Figure 8.3 Different types of Elasticsearch documents can have parent-child relationships
8.1.4 Denormalizing
For any relational work, you have objects, nested documents and parent-child. These work for one-to-one and one-to-many relationships, the “one parent with one or more children” kind.
There's also a fourth way, which is not a specific Elasticsearch feature, but a method often employed by NoSQL data-stores to overcome the lack of joins: denormalizing, which means a document will include data that's related to it, even if the same data will have to be duplicated in another document.

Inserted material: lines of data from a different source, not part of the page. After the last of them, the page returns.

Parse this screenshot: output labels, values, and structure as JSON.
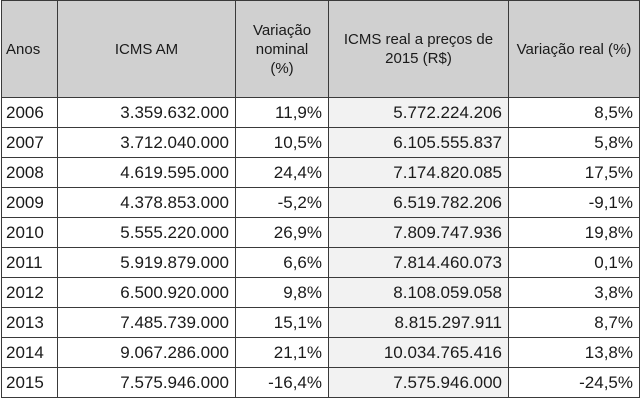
{
  "table": {
    "headers": {
      "anos": "Anos",
      "icms_am": "ICMS AM",
      "var_nominal": "Variação nominal (%)",
      "icms_real": "ICMS  real  a preços de 2015 (R$)",
      "var_real": "Variação real (%)"
    },
    "rows": [
      {
        "ano": "2006",
        "icms_am": "3.359.632.000",
        "var_nominal": "11,9%",
        "icms_real": "5.772.224.206",
        "var_real": "8,5%"
      },
      {
        "ano": "2007",
        "icms_am": "3.712.040.000",
        "var_nominal": "10,5%",
        "icms_real": "6.105.555.837",
        "var_real": "5,8%"
      },
      {
        "ano": "2008",
        "icms_am": "4.619.595.000",
        "var_nominal": "24,4%",
        "icms_real": "7.174.820.085",
        "var_real": "17,5%"
      },
      {
        "ano": "2009",
        "icms_am": "4.378.853.000",
        "var_nominal": "-5,2%",
        "icms_real": "6.519.782.206",
        "var_real": "-9,1%"
      },
      {
        "ano": "2010",
        "icms_am": "5.555.220.000",
        "var_nominal": "26,9%",
        "icms_real": "7.809.747.936",
        "var_real": "19,8%"
      },
      {
        "ano": "2011",
        "icms_am": "5.919.879.000",
        "var_nominal": "6,6%",
        "icms_real": "7.814.460.073",
        "var_real": "0,1%"
      },
      {
        "ano": "2012",
        "icms_am": "6.500.920.000",
        "var_nominal": "9,8%",
        "icms_real": "8.108.059.058",
        "var_real": "3,8%"
      },
      {
        "ano": "2013",
        "icms_am": "7.485.739.000",
        "var_nominal": "15,1%",
        "icms_real": "8.815.297.911",
        "var_real": "8,7%"
      },
      {
        "ano": "2014",
        "icms_am": "9.067.286.000",
        "var_nominal": "21,1%",
        "icms_real": "10.034.765.416",
        "var_real": "13,8%"
      },
      {
        "ano": "2015",
        "icms_am": "7.575.946.000",
        "var_nominal": "-16,4%",
        "icms_real": "7.575.946.000",
        "var_real": "-24,5%"
      }
    ]
  }
}
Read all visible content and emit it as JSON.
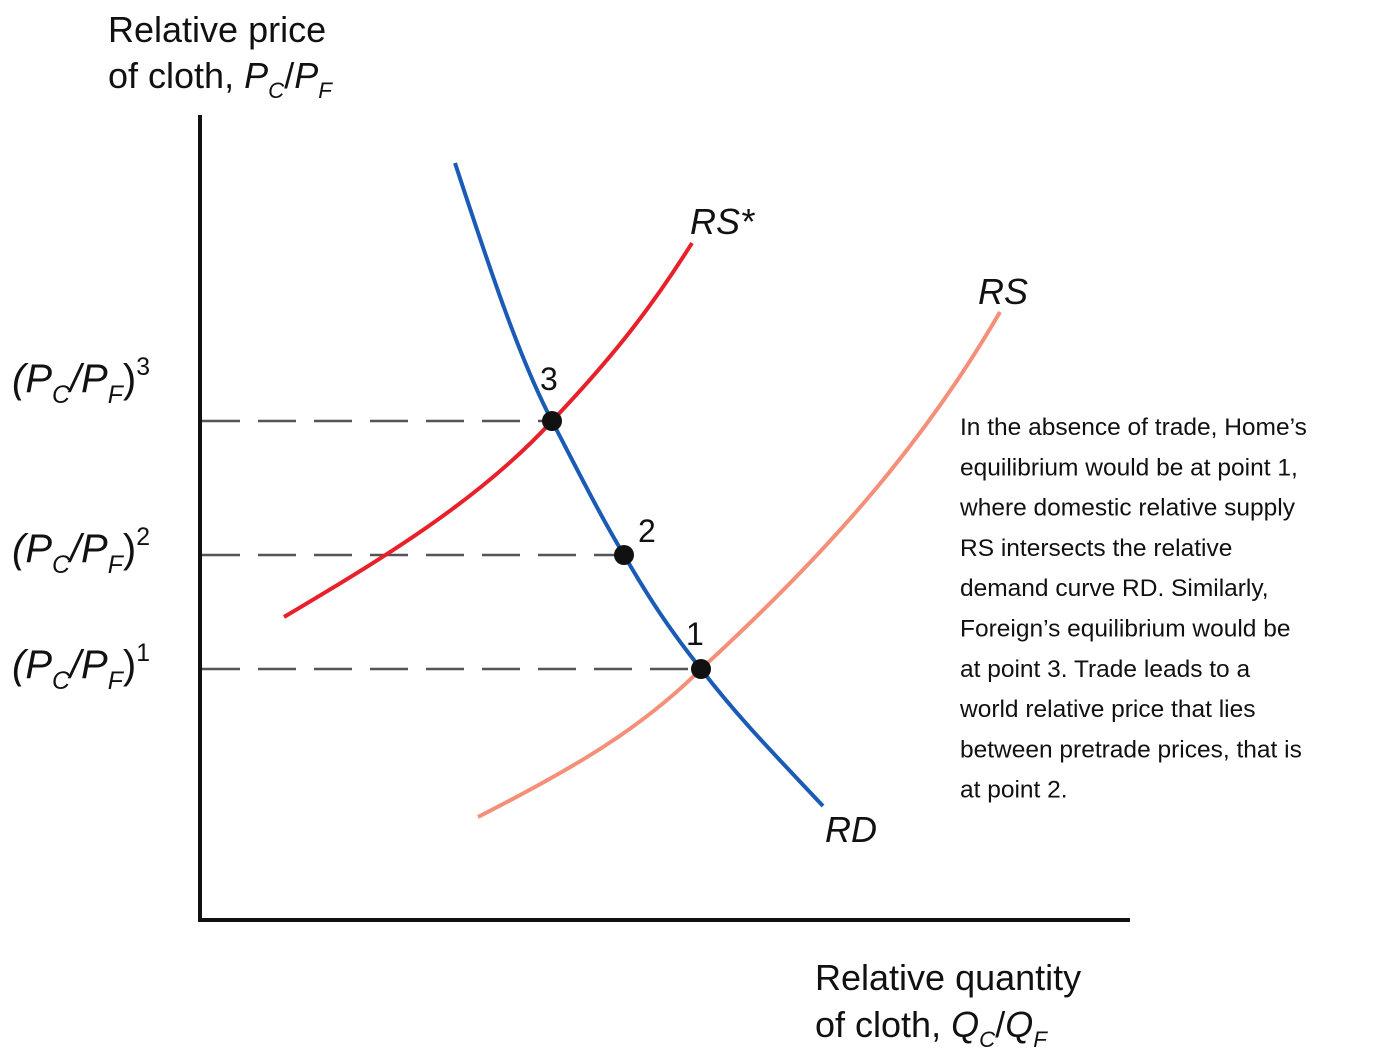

For example, let's take groups and their members. A group can have more members, and a user can be a member of more groups. Both have their own set of properties. To represent this relationship, you can have groups as “parents” of the members. For users who are members of multiple groups, you'd have to multiply their data: once for each group they belong to, like in the figure below:
#A Next to one of the “Lee” labels: the document for Lee is stored twice: once for each group he is a member of
Figure 8.4 Denormalizing is the technique of multiplying data to avoid costly relations
In the rest of this chapter, we'll take a deeper look at each of these techniques: objects and arrays, nested, parent-child, and denormalizing. You'll learn how they work internally, how to define them in the mapping, how to index and how to search those documents.